Numa era em que empregamos a tecnologia para tudo ou quase tudo, não se justifica certos procedimentos, nomeadamente, requerer um documento a um serviço do Estado, para depois entregar o mesmo documento ao mesmo Estado. O problema é que cada um faz muito bem o seu serviço isoladamente, em silos, e ninguém vê a cadeia de valor dos serviços que o Estado/Empresa presta no seu todo. É como se cada um plantasse a sua árvore, mas ninguém cuidasse da floresta. Pessoalmente, não me sinto confortável quando tenho necessidade de me deslocar, fisicamente, a algum serviço público ou privado para tratar de alguma questão que não pode ser feita on-line.
2 – Relacionamento de confiança e boa-fé: aprendemos que os negócios deveriam ser feitos à base de confiança. Hoje, duvidamos; utilizando uma expressão popular, ninguém deveria “passar a perna a alguém”, nem o próprio Estado (seus agentes) no seu relacionamento com os cidadãos e empresas e nem estas (seus colaboradores) com os clientes. Ninguém deveria cobrar a mais e nem recusar pagar o que é devido legalmente. Mas infelizmente não é o que sempre se verifica no relacionamento social e comercial entre Estado, as organizações e os cidadãos. Às vezes é necessário conferir o talão de compra, a declaração de impostos, as faturas e os recibos, etc.
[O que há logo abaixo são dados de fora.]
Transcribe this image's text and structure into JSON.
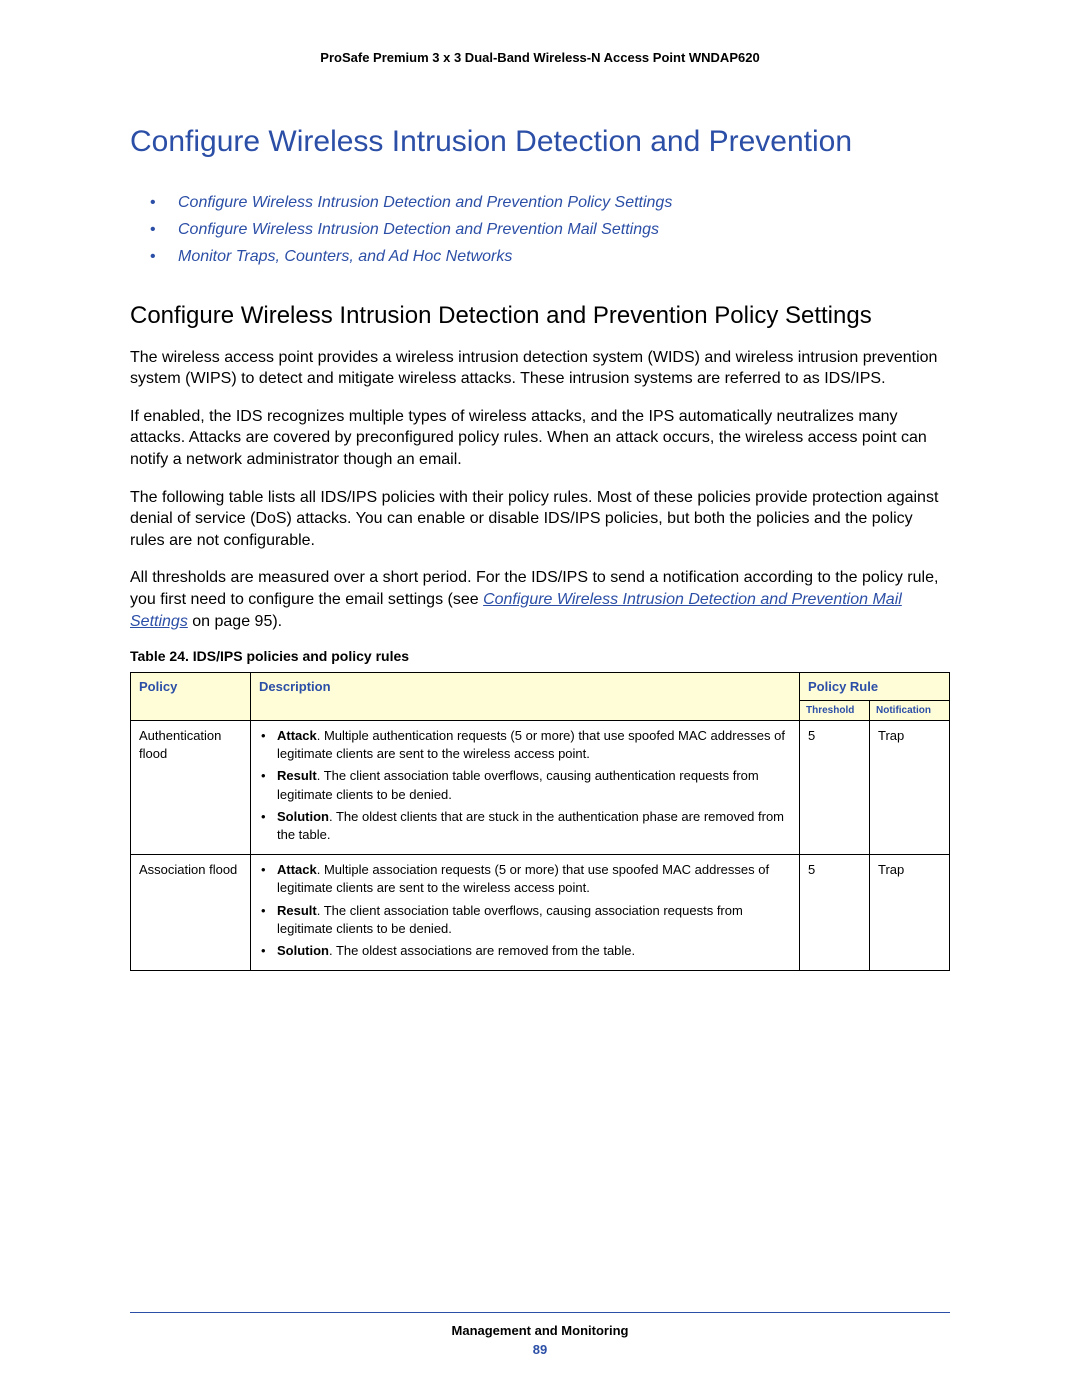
{
  "header": {
    "product": "ProSafe Premium 3 x 3 Dual-Band Wireless-N Access Point WNDAP620"
  },
  "title": "Configure Wireless Intrusion Detection and Prevention",
  "toc": [
    "Configure Wireless Intrusion Detection and Prevention Policy Settings",
    "Configure Wireless Intrusion Detection and Prevention Mail Settings",
    "Monitor Traps, Counters, and Ad Hoc Networks"
  ],
  "section_title": "Configure Wireless Intrusion Detection and Prevention Policy Settings",
  "paragraphs": {
    "p1": "The wireless access point provides a wireless intrusion detection system (WIDS) and wireless intrusion prevention system (WIPS) to detect and mitigate wireless attacks. These intrusion systems are referred to as IDS/IPS.",
    "p2": "If enabled, the IDS recognizes multiple types of wireless attacks, and the IPS automatically neutralizes many attacks. Attacks are covered by preconfigured policy rules. When an attack occurs, the wireless access point can notify a network administrator though an email.",
    "p3": "The following table lists all IDS/IPS policies with their policy rules. Most of these policies provide protection against denial of service (DoS) attacks. You can enable or disable IDS/IPS policies, but both the policies and the policy rules are not configurable.",
    "p4_pre": "All thresholds are measured over a short period. For the IDS/IPS to send a notification according to the policy rule, you first need to configure the email settings (see ",
    "p4_link": "Configure Wireless Intrusion Detection and Prevention Mail Settings",
    "p4_post": " on page 95)."
  },
  "table": {
    "caption": "Table 24.  IDS/IPS policies and policy rules",
    "columns": {
      "policy": "Policy",
      "description": "Description",
      "policy_rule": "Policy Rule",
      "threshold": "Threshold",
      "notification": "Notification"
    },
    "rows": [
      {
        "policy": "Authentication flood",
        "desc": [
          {
            "label": "Attack",
            "text": ". Multiple authentication requests (5 or more) that use spoofed MAC addresses of legitimate clients are sent to the wireless access point."
          },
          {
            "label": "Result",
            "text": ". The client association table overflows, causing authentication requests from legitimate clients to be denied."
          },
          {
            "label": "Solution",
            "text": ". The oldest clients that are stuck in the authentication phase are removed from the table."
          }
        ],
        "threshold": "5",
        "notification": "Trap"
      },
      {
        "policy": "Association flood",
        "desc": [
          {
            "label": "Attack",
            "text": ". Multiple association requests (5 or more) that use spoofed MAC addresses of legitimate clients are sent to the wireless access point."
          },
          {
            "label": "Result",
            "text": ". The client association table overflows, causing association requests from legitimate clients to be denied."
          },
          {
            "label": "Solution",
            "text": ". The oldest associations are removed from the table."
          }
        ],
        "threshold": "5",
        "notification": "Trap"
      }
    ]
  },
  "footer": {
    "section": "Management and Monitoring",
    "page": "89"
  }
}
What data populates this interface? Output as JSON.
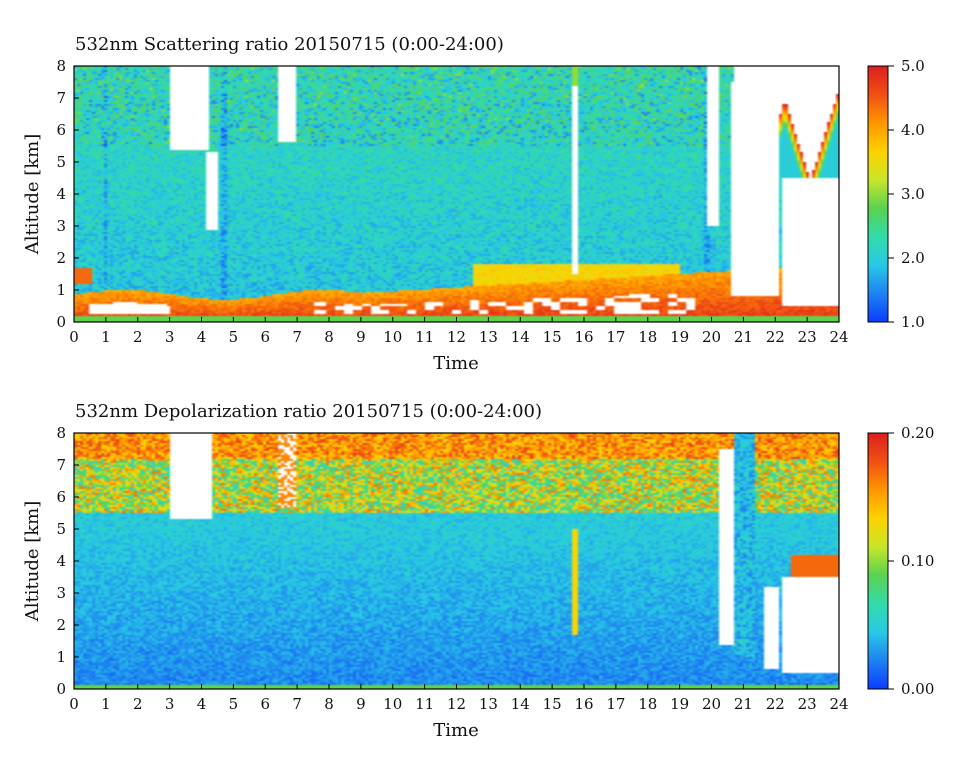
{
  "colors": {
    "colormap": [
      "#0a3cff",
      "#1e82f0",
      "#28c8e6",
      "#32dcaa",
      "#5ad250",
      "#c8e628",
      "#ffd200",
      "#ff9600",
      "#f05014",
      "#dc1e1e"
    ],
    "background": "#ffffff",
    "axis": "#000000"
  },
  "chart_data": [
    {
      "type": "heatmap",
      "title": "532nm Scattering ratio  20150715 (0:00-24:00)",
      "xlabel": "Time",
      "ylabel": "Altitude [km]",
      "x_ticks": [
        "0",
        "1",
        "2",
        "3",
        "4",
        "5",
        "6",
        "7",
        "8",
        "9",
        "10",
        "11",
        "12",
        "13",
        "14",
        "15",
        "16",
        "17",
        "18",
        "19",
        "20",
        "21",
        "22",
        "23",
        "24"
      ],
      "y_ticks": [
        "0",
        "1",
        "2",
        "3",
        "4",
        "5",
        "6",
        "7",
        "8"
      ],
      "xlim": [
        0,
        24
      ],
      "ylim": [
        0,
        8
      ],
      "colorbar": {
        "range": [
          1.0,
          5.0
        ],
        "ticks": [
          "1.0",
          "2.0",
          "3.0",
          "4.0",
          "5.0"
        ]
      }
    },
    {
      "type": "heatmap",
      "title": "532nm Depolarization ratio  20150715 (0:00-24:00)",
      "xlabel": "Time",
      "ylabel": "Altitude [km]",
      "x_ticks": [
        "0",
        "1",
        "2",
        "3",
        "4",
        "5",
        "6",
        "7",
        "8",
        "9",
        "10",
        "11",
        "12",
        "13",
        "14",
        "15",
        "16",
        "17",
        "18",
        "19",
        "20",
        "21",
        "22",
        "23",
        "24"
      ],
      "y_ticks": [
        "0",
        "1",
        "2",
        "3",
        "4",
        "5",
        "6",
        "7",
        "8"
      ],
      "xlim": [
        0,
        24
      ],
      "ylim": [
        0,
        8
      ],
      "colorbar": {
        "range": [
          0.0,
          0.2
        ],
        "ticks": [
          "0.00",
          "0.10",
          "0.20"
        ]
      }
    }
  ]
}
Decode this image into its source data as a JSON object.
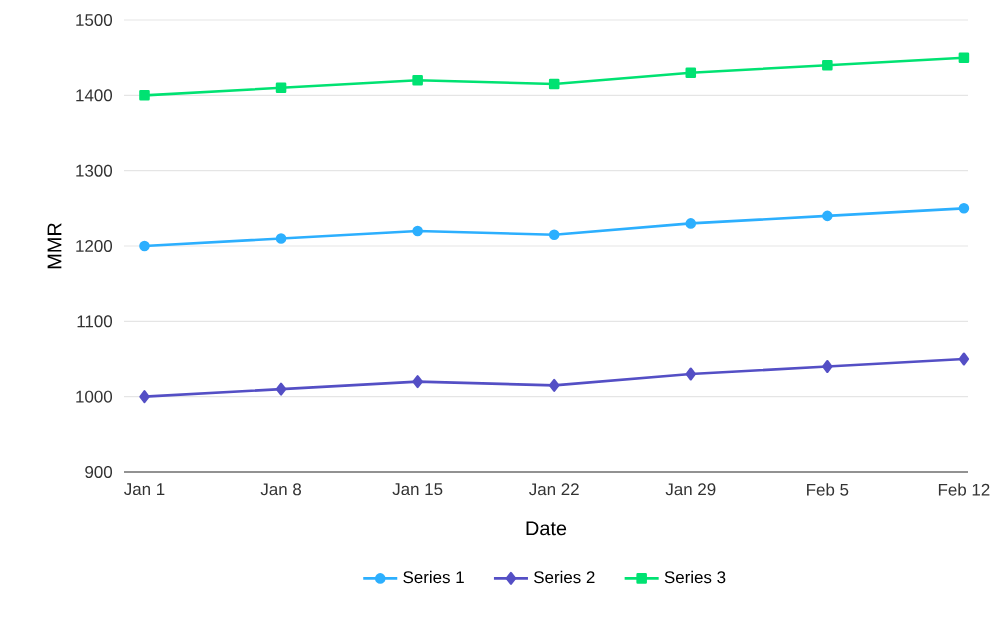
{
  "chart_data": {
    "type": "line",
    "xlabel": "Date",
    "ylabel": "MMR",
    "categories": [
      "Jan 1",
      "Jan 8",
      "Jan 15",
      "Jan 22",
      "Jan 29",
      "Feb 5",
      "Feb 12"
    ],
    "series": [
      {
        "name": "Series 1",
        "color": "#2caffe",
        "marker": "circle",
        "values": [
          1200,
          1210,
          1220,
          1215,
          1230,
          1240,
          1250
        ]
      },
      {
        "name": "Series 2",
        "color": "#544fc5",
        "marker": "diamond",
        "values": [
          1000,
          1010,
          1020,
          1015,
          1030,
          1040,
          1050
        ]
      },
      {
        "name": "Series 3",
        "color": "#00e272",
        "marker": "square",
        "values": [
          1400,
          1410,
          1420,
          1415,
          1430,
          1440,
          1450
        ]
      }
    ],
    "ylim": [
      900,
      1500
    ],
    "yticks": [
      900,
      1000,
      1100,
      1200,
      1300,
      1400,
      1500
    ],
    "grid": "y",
    "legend": "bottom",
    "line_style": "solid"
  }
}
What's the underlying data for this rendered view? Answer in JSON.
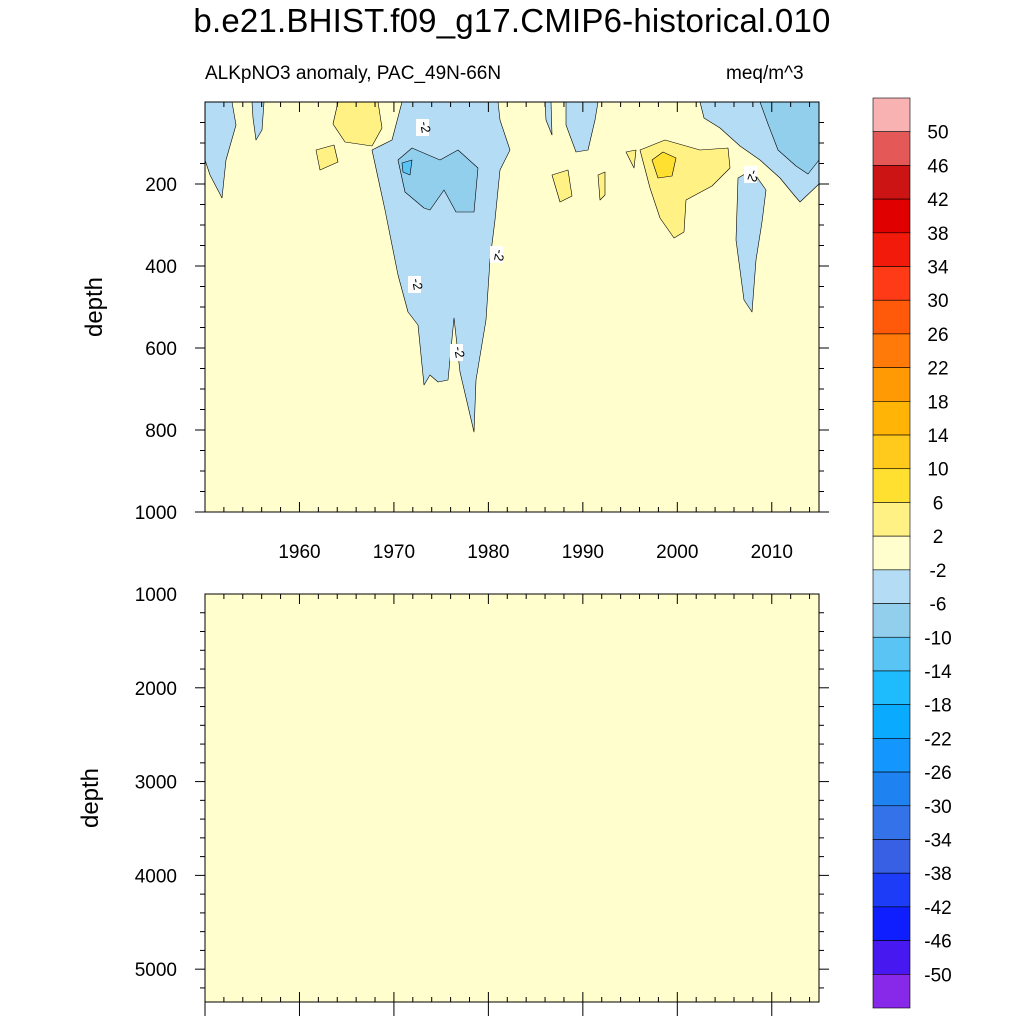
{
  "title": "b.e21.BHIST.f09_g17.CMIP6-historical.010",
  "subtitle_left": "ALKpNO3 anomaly, PAC_49N-66N",
  "subtitle_right": "meq/m^3",
  "chart_data": [
    {
      "type": "heatmap",
      "panel": "upper",
      "title": "ALKpNO3 anomaly, PAC_49N-66N",
      "units": "meq/m^3",
      "xlabel": "",
      "ylabel": "depth",
      "xlim": [
        1950,
        2015
      ],
      "ylim": [
        1000,
        0
      ],
      "x_ticks": [
        1960,
        1970,
        1980,
        1990,
        2000,
        2010
      ],
      "y_ticks": [
        200,
        400,
        600,
        800,
        1000
      ],
      "background_level": "-2 to 2",
      "contour_labels": [
        "-2",
        "-2",
        "-2",
        "-2",
        "-2"
      ],
      "features": [
        {
          "description": "negative anomaly tongue",
          "years": [
            1971,
            1981
          ],
          "depth_max": 810,
          "value_range": [
            -6,
            -2
          ]
        },
        {
          "description": "negative core",
          "years": [
            1970,
            1976
          ],
          "depth_range": [
            140,
            270
          ],
          "value_range": [
            -10,
            -6
          ]
        },
        {
          "description": "positive anomaly",
          "years": [
            1997,
            2005
          ],
          "depth_range": [
            120,
            320
          ],
          "value_range": [
            2,
            10
          ]
        },
        {
          "description": "negative near-surface",
          "years": [
            2004,
            2015
          ],
          "depth_range": [
            0,
            250
          ],
          "value_range": [
            -10,
            -2
          ]
        }
      ]
    },
    {
      "type": "heatmap",
      "panel": "lower",
      "xlabel": "",
      "ylabel": "depth",
      "xlim": [
        1950,
        2015
      ],
      "ylim": [
        5350,
        1000
      ],
      "y_ticks": [
        1000,
        2000,
        3000,
        4000,
        5000
      ],
      "background_level": "-2 to 2"
    }
  ],
  "colorbar": {
    "labels": [
      "50",
      "46",
      "42",
      "38",
      "34",
      "30",
      "26",
      "22",
      "18",
      "14",
      "10",
      "6",
      "2",
      "-2",
      "-6",
      "-10",
      "-14",
      "-18",
      "-22",
      "-26",
      "-30",
      "-34",
      "-38",
      "-42",
      "-46",
      "-50"
    ],
    "colors": [
      "#f9b2b2",
      "#e45858",
      "#cd1414",
      "#e10000",
      "#f21a0a",
      "#ff3a16",
      "#ff5a0a",
      "#ff7a08",
      "#ff9a05",
      "#ffb406",
      "#ffca1c",
      "#ffe030",
      "#fff183",
      "#fffecc",
      "#b4dcf4",
      "#92cfed",
      "#5ac4f5",
      "#1ebcfc",
      "#0aaaff",
      "#1496ff",
      "#1e82f0",
      "#3472ea",
      "#3760e4",
      "#1c3cf8",
      "#0f1eff",
      "#4818f0",
      "#8828e8"
    ]
  }
}
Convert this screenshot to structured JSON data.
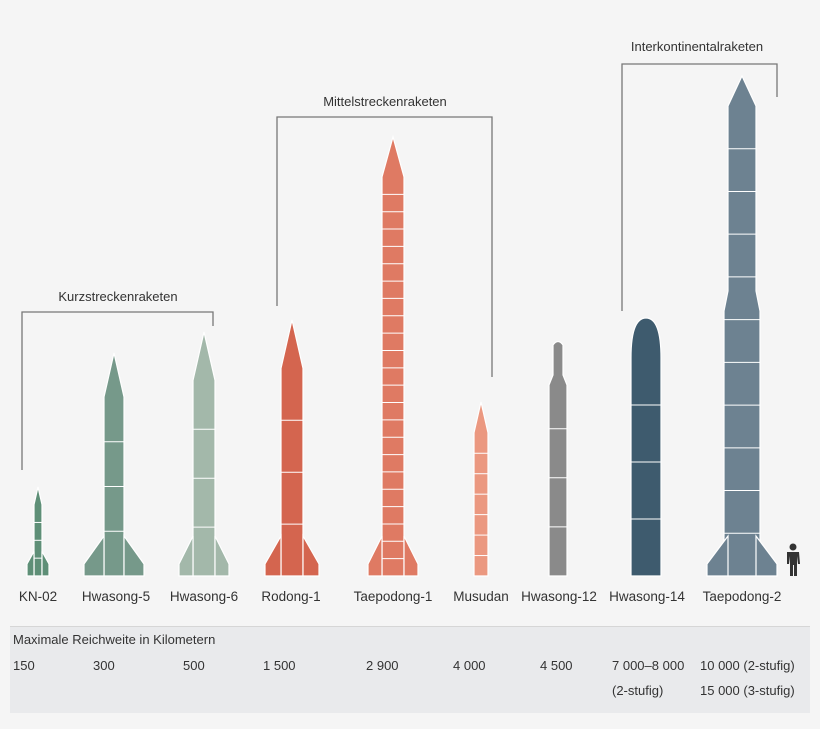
{
  "groups": [
    {
      "label": "Kurzstreckenraketen"
    },
    {
      "label": "Mittelstreckenraketen"
    },
    {
      "label": "Interkontinentalraketen"
    }
  ],
  "missiles": [
    {
      "name": "KN-02",
      "range": "150",
      "range2": "",
      "color": "#5e8f77"
    },
    {
      "name": "Hwasong-5",
      "range": "300",
      "range2": "",
      "color": "#76998a"
    },
    {
      "name": "Hwasong-6",
      "range": "500",
      "range2": "",
      "color": "#a3b8aa"
    },
    {
      "name": "Rodong-1",
      "range": "1 500",
      "range2": "",
      "color": "#d4654f"
    },
    {
      "name": "Taepodong-1",
      "range": "2 900",
      "range2": "",
      "color": "#df7a63"
    },
    {
      "name": "Musudan",
      "range": "4 000",
      "range2": "",
      "color": "#eb9880"
    },
    {
      "name": "Hwasong-12",
      "range": "4 500",
      "range2": "",
      "color": "#8a8a8a"
    },
    {
      "name": "Hwasong-14",
      "range": "7 000–8 000",
      "range2": "(2-stufig)",
      "color": "#3e5b6e"
    },
    {
      "name": "Taepodong-2",
      "range": "10 000 (2-stufig)",
      "range2": "15 000 (3-stufig)",
      "color": "#6d8291"
    }
  ],
  "table_title": "Maximale Reichweite in Kilometern",
  "icons": {
    "scale_reference": "person-icon"
  }
}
Boa-fé teria impacto positivo no desenvolvimento de negócios e na confiança e na alocação dos recursos. Esse comportamento, intencional ou não, de tentar enganar o outro, é que leva a conflitos e a encher o sistema jurídico de processos e queixas.
Curiosamente, depois de ter desenvolvido este ponto, deparo-me com um texto de um autor Filipe Macedo que diz e passo a citar “Não há confiança sem transparência. A última década trouxe-nos uma série de acontecimentos negativos que prejudicaram bastante a confiança nas empresas. Hoje, é muito mais difícil um consumidor acreditar cegamente na promessa de uma marca”. Fim de citação.
3 – Sistema jurídico-legal mais célere: infelizmente o sistema jurídico-legal não tem todos os meios que lhe permite ser célere o quanto a sociedade gostaria, e, em tais circunstâncias, o próprio sistema judicial acaba por ser vítima. Justiça é complexa e cara, tal como a saúde, e são setores que exigem muitos recursos financeiros e técnicos. Mas tudo é uma questão de prioridades, de foco e de coerência. Justiça fora do tempo pode já não ser justiça.
Precisamos, para a nova década, de um novo sistema económico social e uma sociedade com outros valores.
Naturalmente quem faz as organizações (sejam elas Estados, Nações ou Empresas) são as pessoas, e embora as pessoas estejam sujeitas aos procedimentos e a regras, elas acabam por agir muitas vezes de forma pessoal e individualista. Quem nunca, perante dois colaboradores numa mesma instituição, notou diferença de tratamento? E você, caro leitor, como é que contribuirá, na sua área de atuação para uma década melhor?